Evolutionary biologists are, in addition, beginning to follow the lead of psychologists (Gardner, 1992; Sternberg, 1985) in recognizing intelligences specialized for specific domains such as language, visual expression, or social interactions (Cheney & Seyfarth, 1990). "Creativity" is still too often treated as a monolithic penchant for variation and selection. Did creativity take off because hominids had an adaptive opportunity a one domain, like language? Was that diversity engine then appropriated by natural selection to serve creativity elsewhere, or has human creativity evolved more than once in specialized ways, to deal in the separate contexts of language, art, and society?

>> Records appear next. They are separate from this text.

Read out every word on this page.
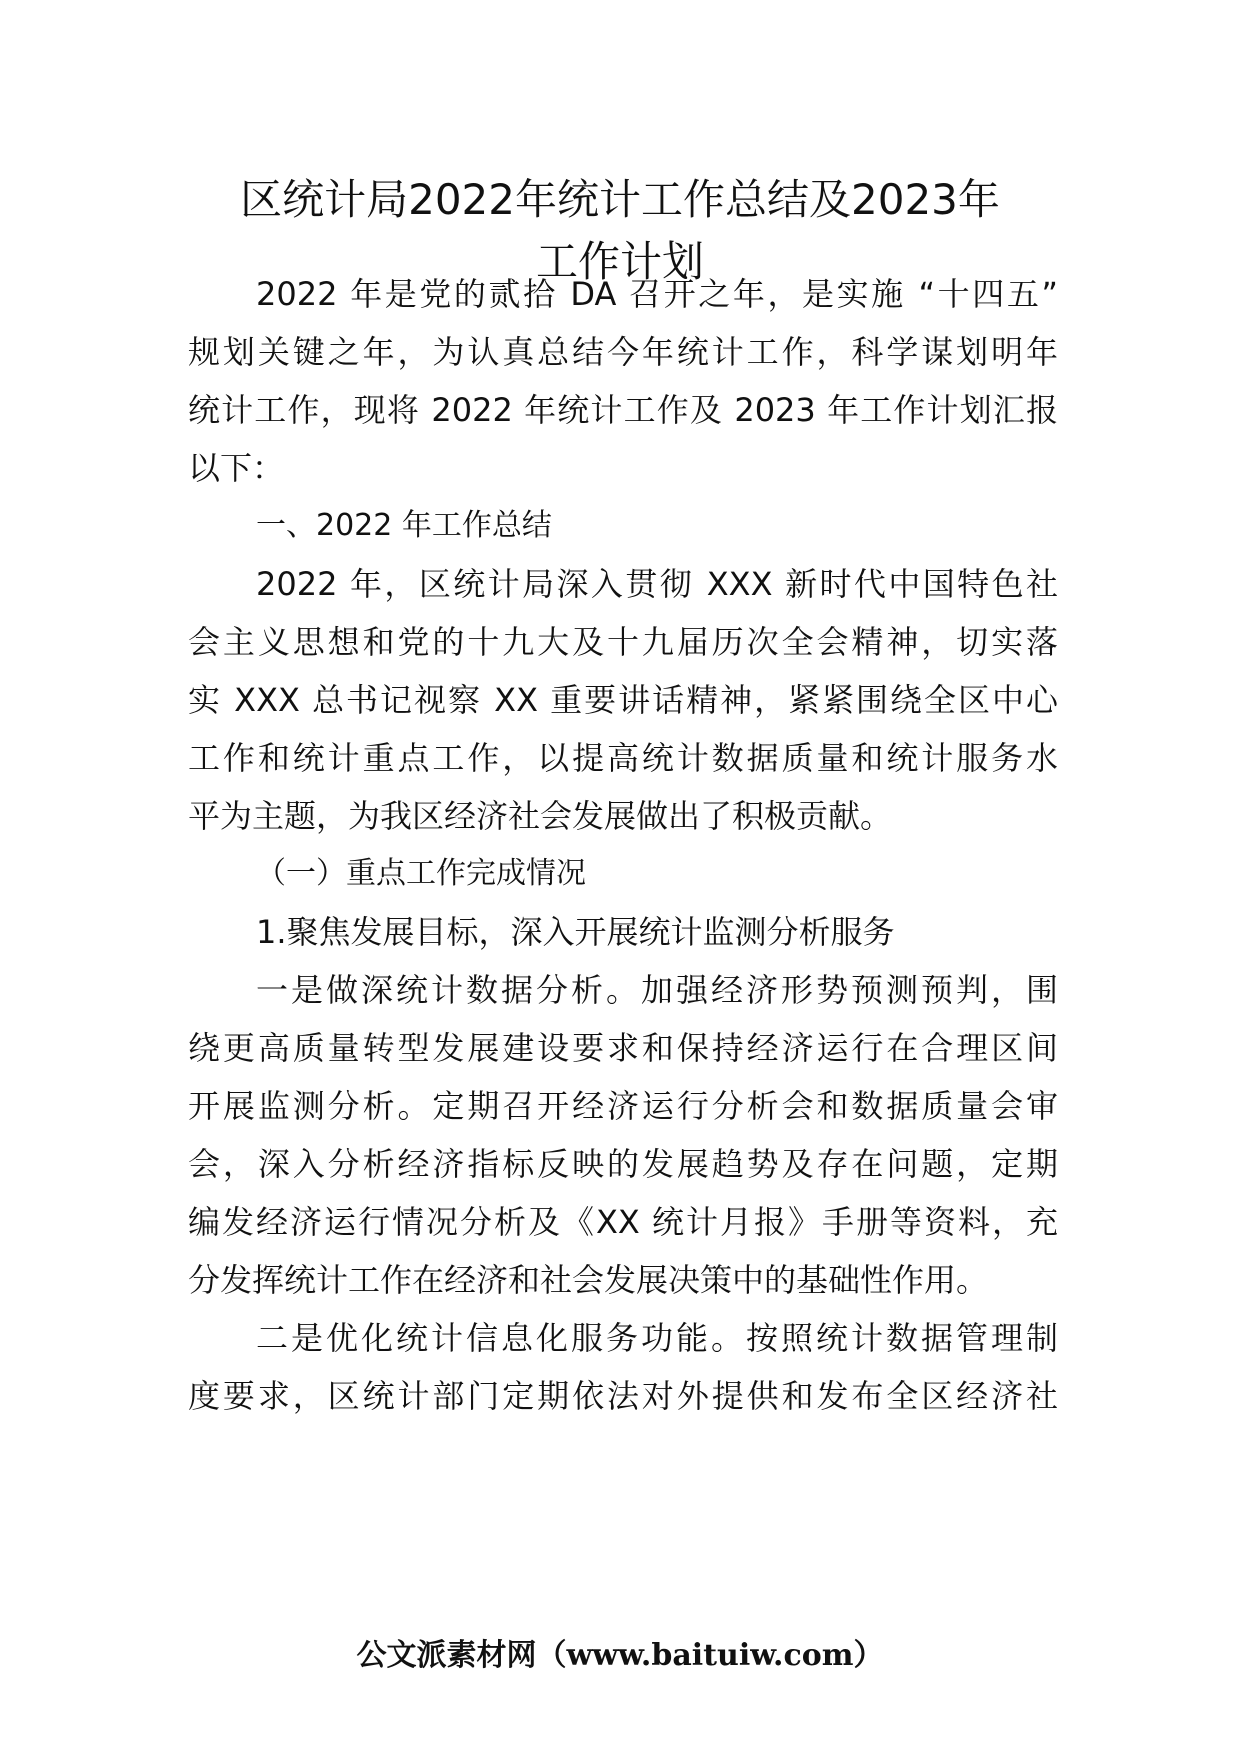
区统计局2022年统计工作总结及2023年
工作计划

2022 年是党的贰拾 DA 召开之年，是实施 “十四五”

规划关键之年，为认真总结今年统计工作，科学谋划明年

统计工作，现将 2022 年统计工作及 2023 年工作计划汇报

以下：

一、2022 年工作总结

2022 年，区统计局深入贯彻 XXX 新时代中国特色社

会主义思想和党的十九大及十九届历次全会精神，切实落

实 XXX 总书记视察 XX 重要讲话精神，紧紧围绕全区中心

工作和统计重点工作，以提高统计数据质量和统计服务水

平为主题，为我区经济社会发展做出了积极贡献。

（一）重点工作完成情况

1.聚焦发展目标，深入开展统计监测分析服务

一是做深统计数据分析。加强经济形势预测预判，围

绕更高质量转型发展建设要求和保持经济运行在合理区间

开展监测分析。定期召开经济运行分析会和数据质量会审

会，深入分析经济指标反映的发展趋势及存在问题，定期

编发经济运行情况分析及《XX 统计月报》手册等资料，充

分发挥统计工作在经济和社会发展决策中的基础性作用。

二是优化统计信息化服务功能。按照统计数据管理制

度要求，区统计部门定期依法对外提供和发布全区经济社

公文派素材网（www.baituiw.com）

A reasonable question asks what can keep future thinking about puzzles such as these from being just a superabundant stock of adaptationist tales under the subject heading, "How We Got Inventive." I see no alternative to demanding of evolution what we demand of any science historical or otherwise, namely conjectures that can be tested in the hard light of new data. There is no reason at present to suppose that such tests will cast natural selection from its place as a key shaper of biodiversity and organic form. But better methods will give us a more precise understanding of just when and where adaptation has been important, and how it has worked in concert with the other processes of evolution to shape the creative mind and its self-spawned niche, culture.